Documenting the World
Author: Gregg Mitman
Publisher: University of Chicago Press
ISBN: 022612925X
Category : Science
Languages : en
Pages : 292
Book Description
Imagine the twentieth century without photography and film. Its history would be absent of images that define historical moments and generations: the death camps of Auschwitz, the assassination of John F. Kennedy, the Apollo lunar landing. It would be a history, in other words, of just artists’ renderings and the spoken and written word. To inhabitants of the twenty-first century, deeply immersed in visual culture, such a history seems insubstantial, imprecise, and even, perhaps, unscientific. Documenting the World is about the material and social life of photographs and film made in the scientific quest to document the world. Drawing on scholars from the fields of art history, visual anthropology, and science and technology studies, the chapters in this book explore how this documentation—from the initial recording of images, to their acquisition and storage, to their circulation—has altered our lives, our ways of knowing, our social and economic relationships, and even our surroundings. Far beyond mere illustration, photography and film have become an integral, transformative part of the world they seek to show us.

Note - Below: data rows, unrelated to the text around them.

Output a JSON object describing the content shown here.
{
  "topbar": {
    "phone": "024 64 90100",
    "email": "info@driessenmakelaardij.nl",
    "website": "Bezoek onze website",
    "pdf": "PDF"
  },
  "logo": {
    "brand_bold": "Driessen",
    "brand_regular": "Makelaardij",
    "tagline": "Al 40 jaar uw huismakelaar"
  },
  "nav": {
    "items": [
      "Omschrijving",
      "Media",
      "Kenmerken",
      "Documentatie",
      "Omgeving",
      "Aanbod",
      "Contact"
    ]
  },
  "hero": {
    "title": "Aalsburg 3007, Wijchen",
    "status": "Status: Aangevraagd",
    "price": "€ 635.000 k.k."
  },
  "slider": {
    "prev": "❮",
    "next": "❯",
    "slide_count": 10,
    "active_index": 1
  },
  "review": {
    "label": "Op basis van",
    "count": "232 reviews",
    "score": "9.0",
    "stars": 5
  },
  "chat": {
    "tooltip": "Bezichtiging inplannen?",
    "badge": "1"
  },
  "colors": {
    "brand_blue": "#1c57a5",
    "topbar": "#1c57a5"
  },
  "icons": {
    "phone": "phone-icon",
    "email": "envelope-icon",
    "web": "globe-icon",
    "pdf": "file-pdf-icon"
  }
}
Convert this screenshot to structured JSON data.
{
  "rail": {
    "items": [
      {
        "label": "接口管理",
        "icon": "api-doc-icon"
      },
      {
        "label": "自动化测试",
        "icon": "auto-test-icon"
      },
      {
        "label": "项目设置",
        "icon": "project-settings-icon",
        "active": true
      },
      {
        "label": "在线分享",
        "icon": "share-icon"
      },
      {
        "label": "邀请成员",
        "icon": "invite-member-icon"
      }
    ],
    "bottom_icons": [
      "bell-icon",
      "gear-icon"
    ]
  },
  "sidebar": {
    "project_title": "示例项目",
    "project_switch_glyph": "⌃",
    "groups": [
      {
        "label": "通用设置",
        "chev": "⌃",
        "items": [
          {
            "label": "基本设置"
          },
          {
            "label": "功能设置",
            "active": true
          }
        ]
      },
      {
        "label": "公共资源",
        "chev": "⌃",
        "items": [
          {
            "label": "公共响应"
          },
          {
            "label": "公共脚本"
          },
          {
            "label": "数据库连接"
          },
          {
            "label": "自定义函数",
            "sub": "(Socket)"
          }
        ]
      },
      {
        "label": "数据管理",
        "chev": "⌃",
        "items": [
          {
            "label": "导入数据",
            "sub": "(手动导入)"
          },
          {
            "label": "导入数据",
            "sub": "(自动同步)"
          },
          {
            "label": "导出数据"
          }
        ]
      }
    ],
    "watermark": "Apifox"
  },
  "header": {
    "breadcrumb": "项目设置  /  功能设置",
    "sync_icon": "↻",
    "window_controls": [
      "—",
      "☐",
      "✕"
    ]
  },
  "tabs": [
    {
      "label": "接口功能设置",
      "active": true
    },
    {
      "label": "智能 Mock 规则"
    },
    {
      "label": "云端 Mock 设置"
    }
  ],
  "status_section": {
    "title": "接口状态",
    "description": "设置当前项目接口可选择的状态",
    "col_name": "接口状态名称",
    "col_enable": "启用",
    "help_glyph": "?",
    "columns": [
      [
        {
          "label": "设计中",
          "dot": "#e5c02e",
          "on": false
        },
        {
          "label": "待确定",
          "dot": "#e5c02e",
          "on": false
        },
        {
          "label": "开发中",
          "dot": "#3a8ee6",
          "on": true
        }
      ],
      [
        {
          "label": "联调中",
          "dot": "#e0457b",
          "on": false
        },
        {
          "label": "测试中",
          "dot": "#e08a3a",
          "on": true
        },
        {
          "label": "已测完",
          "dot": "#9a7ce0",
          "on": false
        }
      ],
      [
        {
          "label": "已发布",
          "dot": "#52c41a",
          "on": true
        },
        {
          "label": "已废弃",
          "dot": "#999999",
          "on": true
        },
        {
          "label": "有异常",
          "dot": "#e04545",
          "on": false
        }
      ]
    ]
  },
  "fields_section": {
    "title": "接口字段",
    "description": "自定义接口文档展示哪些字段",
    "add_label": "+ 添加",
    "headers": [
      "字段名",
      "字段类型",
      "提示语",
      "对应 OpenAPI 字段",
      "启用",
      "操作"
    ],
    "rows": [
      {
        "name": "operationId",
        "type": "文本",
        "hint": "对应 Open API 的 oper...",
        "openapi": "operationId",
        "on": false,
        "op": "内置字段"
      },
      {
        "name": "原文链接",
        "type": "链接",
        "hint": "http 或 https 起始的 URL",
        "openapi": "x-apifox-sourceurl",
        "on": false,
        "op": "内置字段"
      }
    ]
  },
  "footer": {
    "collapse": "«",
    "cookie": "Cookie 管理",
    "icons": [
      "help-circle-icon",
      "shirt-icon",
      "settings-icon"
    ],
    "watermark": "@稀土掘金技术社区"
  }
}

Publisher: University of Chicago Press
ISBN: 022612925X
Category : Science
Languages : en
Pages : 292
Book Description
Imagine the twentieth century without photography and film. Its history would be absent of images that define historical moments and generations: the death camps of Auschwitz, the assassination of John F. Kennedy, the Apollo lunar landing. It would be a history, in other words, of just artists’ renderings and the spoken and written word. To inhabitants of the twenty-first century, deeply immersed in visual culture, such a history seems insubstantial, imprecise, and even, perhaps, unscientific. Documenting the World is about the material and social life of photographs and film made in the scientific quest to document the world. Drawing on scholars from the fields of art history, visual anthropology, and science and technology studies, the chapters in this book explore how this documentation—from the initial recording of images, to their acquisition and storage, to their circulation—has altered our lives, our ways of knowing, our social and economic relationships, and even our surroundings. Far beyond mere illustration, photography and film have become an integral, transformative part of the world they seek to show us.